The liability isn’t just a matter of an infrequent loan fraud perpetrated by a rogue loan officer in collusion with a borrower. It often results from often-burdensome contracts between mortgage lenders and brokers that insulate the lender from its own underwriting and quality-control shortcomings.

Lender/broker contracts also use words such as “warranty,” “guaranty” and “representation” to describe the assurances brokers provide regarding the fundamental criteria for making a loan. These agreements can hold brokers liable for misrepresentations even if the lender independently underwrites or investigates the file.

A defense may be feasible in jurisdictions that adhere to what is referred to as the “context rule of contracts.” Under this rule, a court may consider evidence outside of the contract itself to determine what the parties intended when they entered the agreement. For example, it can be argued that the lender must not rely on the broker’s assurance of a borrower’s income when it is a no-income-verified loan. This rule lets the court consider the meaning of words such as “warrants” in the context of the agreement, not strictly according to the dictionary definition.

What brokers can do

To protect themselves against the possibility of buybacks, brokers should first read the agreements and determine if the warranties, representations and assurances in the contract are realistic. If they are not, then request that the language be changed. Some lenders will accept deletion of entire clauses.
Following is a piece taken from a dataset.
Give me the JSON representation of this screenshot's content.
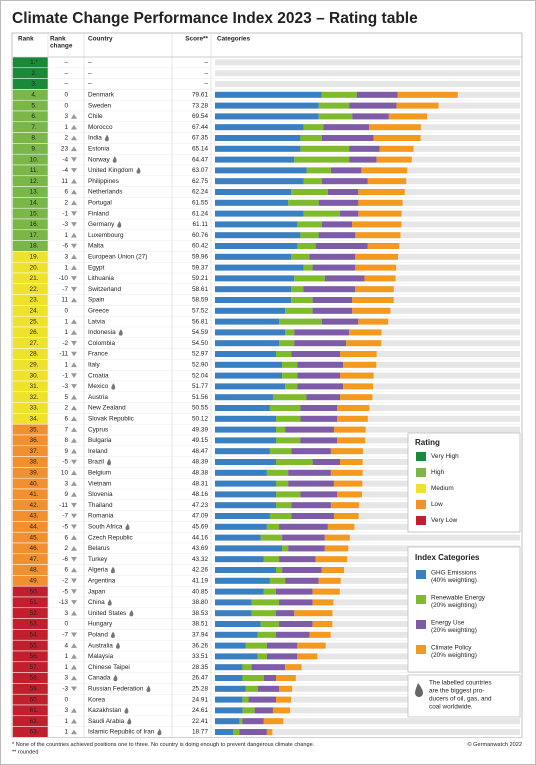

Review new agreements, renewals and existing contracts carefully. Some attorneys offer a form addendum to existing agreements that can modify the language in question. You may send a modification addendum to the lenders with which you are already in contract — and be prepared to negotiate changes.

In addition, increasing your internal quality controls can help minimize the likelihood of misrepresentations. It also is beneficial to educate all loan originators in your company about the risks of the loans they are doing. Not only is might your company risk buying back bad loans, but individual loan officers also are at risk for civil damages — and in cases where fraud is involved, they can risk criminal charges. Write indemnities and warranties into the agreements with loan officers so they know about and participate in risks associated with their conduct.

Finally, consider approaching your national, state and local trade associations to lobby for change within the industry.

•  •  •

For brokers, the solution to the buyback dilemma can come from:

  • Quality control and monitoring of the product you offer to reduce risks where possible;
  • Avoiding personal guarantees of lender contracts; and
  • Negotiating changes in the language of the wholesale-lender contract.

Buyback demands are the latest threat to mortgage brokers’ business stability. If brokers don’t react to this threat, they must start preparing to deal with loan buybacks.